When Ruby Giesen, 18, was learning about sex education at school, there were no conversations about desire, sex for pleasure or the spectrum of gender and sexuality. 

Instead, there was a condom on a banana and chats about the basics - the anatomy of the body, STIs and safe sex. Even the topic of masturbation was centred around male masturbation.

But with pleasure a key driver as to why people have sex, a study, published on Saturday, has found “pleasure has been overlooked and stigmatized in health promotion and sex education”. 

This comes after they found that having sex education classes that go beyond a banana can improve condom use and result in better safe sex outcomes. 

In the 2022 study by The Pleasure Project, an international education and advocacy organization for safe sex, researchers from around the world searched through seven international databases of sexual health literature between 2005 to 2020 and found only 33 sexual health interventions discussed sexual pleasure. 

These interventions are programmes or classes that educate people about sexual health.

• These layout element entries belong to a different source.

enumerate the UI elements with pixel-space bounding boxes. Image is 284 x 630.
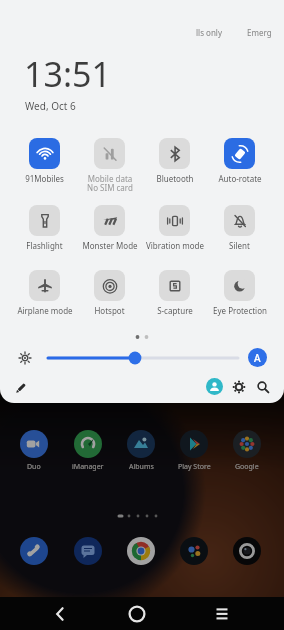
staticText: Airplane mode	[17, 305, 73, 316]
button[interactable]: A	[248, 348, 267, 367]
staticText: Eye Protection	[213, 305, 267, 316]
staticText: Play Store	[178, 462, 211, 472]
button[interactable]	[231, 379, 247, 395]
button[interactable]	[180, 430, 208, 458]
staticText: iManager	[72, 462, 104, 472]
staticText: Emerg	[247, 27, 272, 38]
button[interactable]	[208, 597, 236, 630]
button[interactable]	[46, 597, 74, 630]
staticText: Flashlight	[26, 240, 63, 251]
button[interactable]	[224, 138, 255, 169]
staticText: Vibration mode	[146, 240, 204, 251]
button[interactable]	[233, 430, 261, 458]
button[interactable]	[159, 138, 190, 169]
staticText: A	[254, 351, 261, 365]
button[interactable]	[180, 537, 208, 565]
staticText: 91Mobiles	[25, 173, 64, 184]
button[interactable]	[8, 376, 32, 400]
button[interactable]	[233, 537, 261, 565]
button[interactable]	[159, 270, 190, 301]
staticText: Hotspot	[94, 305, 125, 316]
staticText: Bluetooth	[156, 173, 194, 184]
button[interactable]	[94, 270, 125, 301]
staticText: Albums	[129, 462, 154, 472]
button[interactable]	[224, 270, 255, 301]
button[interactable]	[29, 270, 60, 301]
button[interactable]	[20, 537, 48, 565]
button[interactable]	[74, 537, 102, 565]
button[interactable]	[94, 138, 125, 169]
button[interactable]	[74, 430, 102, 458]
button[interactable]	[127, 430, 155, 458]
button[interactable]	[29, 138, 60, 169]
staticText: S-capture	[157, 305, 193, 316]
button[interactable]	[20, 430, 48, 458]
button[interactable]	[159, 205, 190, 236]
staticText: Silent	[229, 240, 250, 251]
button[interactable]	[127, 537, 155, 565]
staticText: Wed, Oct 6	[25, 99, 76, 113]
button[interactable]	[224, 205, 255, 236]
staticText: lls only	[196, 27, 222, 38]
button[interactable]	[206, 378, 223, 395]
staticText: 13:51	[24, 51, 111, 97]
staticText: Duo	[27, 462, 41, 472]
button[interactable]	[123, 597, 151, 630]
button[interactable]	[94, 205, 125, 236]
staticText: Google	[235, 462, 259, 472]
staticText: Auto-rotate	[218, 173, 262, 184]
staticText: Monster Mode	[82, 240, 138, 251]
staticText: Mobile data No SIM card	[87, 173, 133, 194]
button[interactable]	[29, 205, 60, 236]
button[interactable]	[255, 379, 271, 395]
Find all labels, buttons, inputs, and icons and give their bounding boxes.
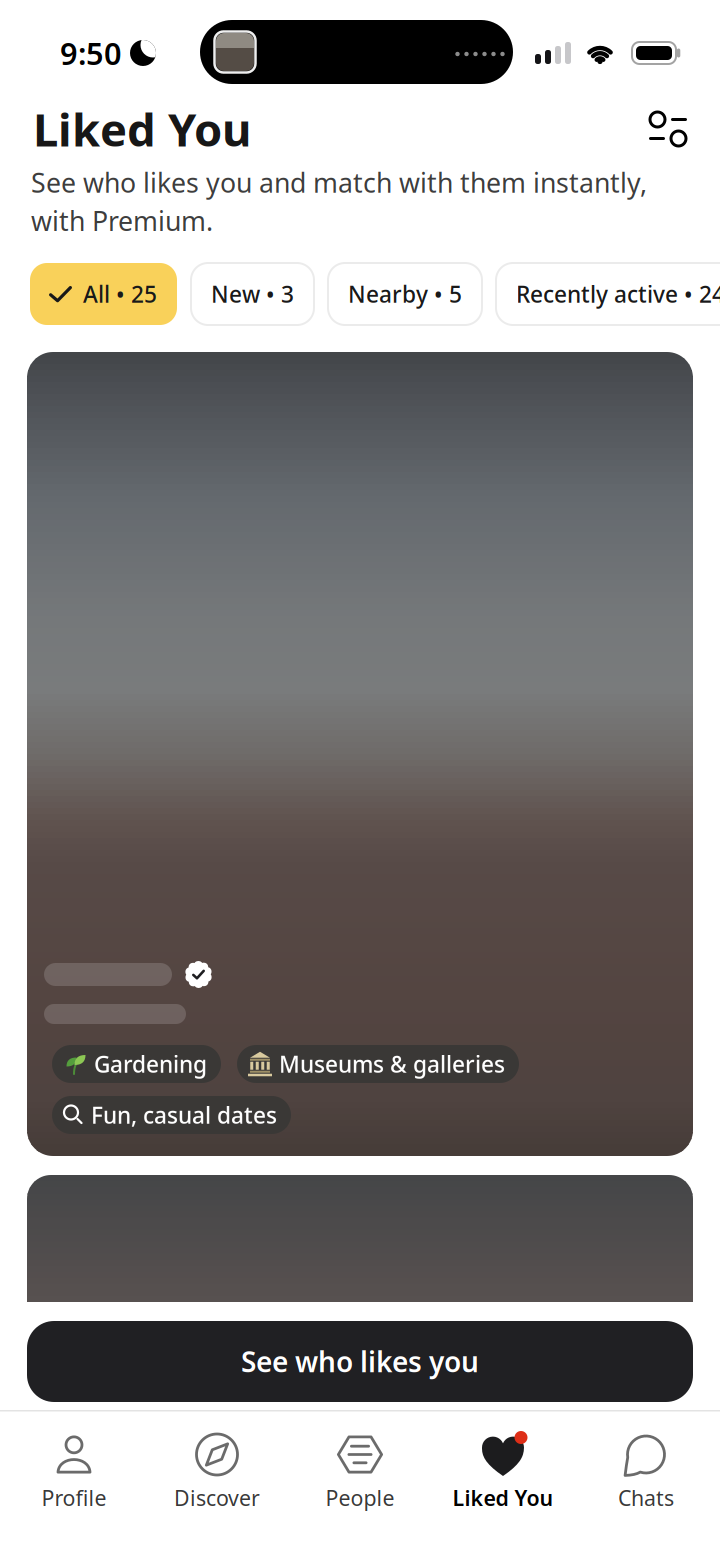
button[interactable]: Chats (574, 1432, 718, 1512)
button[interactable]: New • 3 (191, 263, 314, 325)
staticText: Nearby • 5 (348, 279, 462, 309)
button[interactable]: See who likes you (27, 1321, 693, 1402)
button[interactable]: Liked You (432, 1432, 574, 1512)
button[interactable]: Profile card (27, 352, 693, 1156)
staticText: 9:50 (60, 33, 122, 73)
staticText: New • 3 (211, 279, 294, 309)
staticText: See who likes you (241, 1343, 479, 1380)
button[interactable]: Discover (146, 1432, 288, 1512)
staticText: Liked You (33, 99, 251, 159)
staticText: All • 25 (83, 279, 157, 309)
staticText: People (326, 1484, 394, 1512)
staticText: See who likes you and match with them in… (31, 165, 647, 200)
button[interactable]: People (288, 1432, 432, 1512)
staticText: Recently active • 24 (516, 279, 720, 309)
button[interactable]: All • 25 (30, 263, 177, 325)
button[interactable]: Nearby • 5 (328, 263, 482, 325)
staticText: Fun, casual dates (91, 1100, 277, 1130)
staticText: Profile (42, 1484, 106, 1512)
staticText: Gardening (94, 1049, 207, 1079)
staticText: Chats (618, 1484, 674, 1512)
staticText: Liked You (452, 1484, 554, 1512)
staticText: Museums & galleries (279, 1049, 505, 1079)
staticText: with Premium. (31, 203, 213, 238)
button[interactable]: Recently active • 24 (496, 263, 720, 325)
staticText: Discover (174, 1484, 260, 1512)
button[interactable]: Profile (2, 1432, 146, 1512)
button[interactable]: Filter (648, 110, 688, 148)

Of these interventions, all of them targeted HIV/STI risk reduction and eight talked about condom use. With these eight interventions on condom use, sexual pleasure discussions had a “moderate, positive, and significant effect” on increased condom use. 

They concluded that incorporating sexual pleasure in sex education can improve sexual health outcomes, however, these discussions are rarely included.

The study’s authors believe that programmes with a sex-positive and pleasure-inclusive approach should be urgently considered. 

Policymakers and programme managers need to acknowledge that pleasure is a huge driver of sexual behavior, especially among young people, and incorporating it in sexual and reproductive health services can reduce adverse outcomes like STI transmission, the study’s authors say.

Reflecting back, Ruby says she would have felt comfortable learning about sexual pleasure at school. 

“I think it would have helped to make the issues of consent, LGBTQ+ sex and female masturbation a more open conversation.” 

Photo: Michael Madden-Smith

For Ruby, having knowledge of sexual education outside of what is directly relatable for an individual can be a tool for safer sex. 

She says diversity among teachers would be important in these settings so that students can relate to teachers and feel comfortable asking personal questions, she says. 

Separating boys and girls into separate classrooms for these discussions in sex education isn’t the answer, Ruby says. 

“Firstly, not everyone fits into those two boxes, including non-binary, transgender, and intersex people who may feel really uncomfortable with being placed or having to choose which group to join.”

Associate professor Katie Fitzpatrick, a health education researcher at the University of Auckland says while schools are mandated to educate around relationships and sexuality, pleasure can be left out. 

“Schools sometimes shy away from making pleasure part of the curriculum out of a fear that parents will react or a fear that they might encourage young people to have more sex,” Fitzpatrick says.

“But international research suggests that quality sex education programmes  - that engage with the worlds of young people – enhance decision making in relationships and enable young people to feel better informed and more confident to navigate relationships on their own terms.”

Fitzpatrick says New Zealand research suggests that young people are tired of schools giving them a curriculum that is disconnected to the realities of their lives or only focused on risk.

Senior health promoter at Family Planning, Julia Drury says Family Planning has included pleasure in their sexuality education curriculum-aligned teaching resources since 2007.

Without pleasure, relationships and sexuality education is at risk of being reductionist, heteronormative, medicalised, and focused on risk avoidance,” Drury says. 

“When sexuality education focuses only on heterosexual couples and avoiding pregnancy and STIs, it emphasises male pleasure that centres around erections and ejaculation.”

That’s why Family Planning has been advocating for additional support for sexual health teachers to build their confidence and capabilities to deliver effective sexual health education. 

“All people have the right to consent and to pleasure.”

Advocacy for gender equality is crucial for sexuality education to be more in depth and inclusive in schools, Drury says.

“We need to acknowledge the role that pleasure and enjoyment plays in people’s decision to be intimate. Sexual activity can have positive outcomes, such as shared intimacy, trust, pleasure, stress release, development of sexual orientation.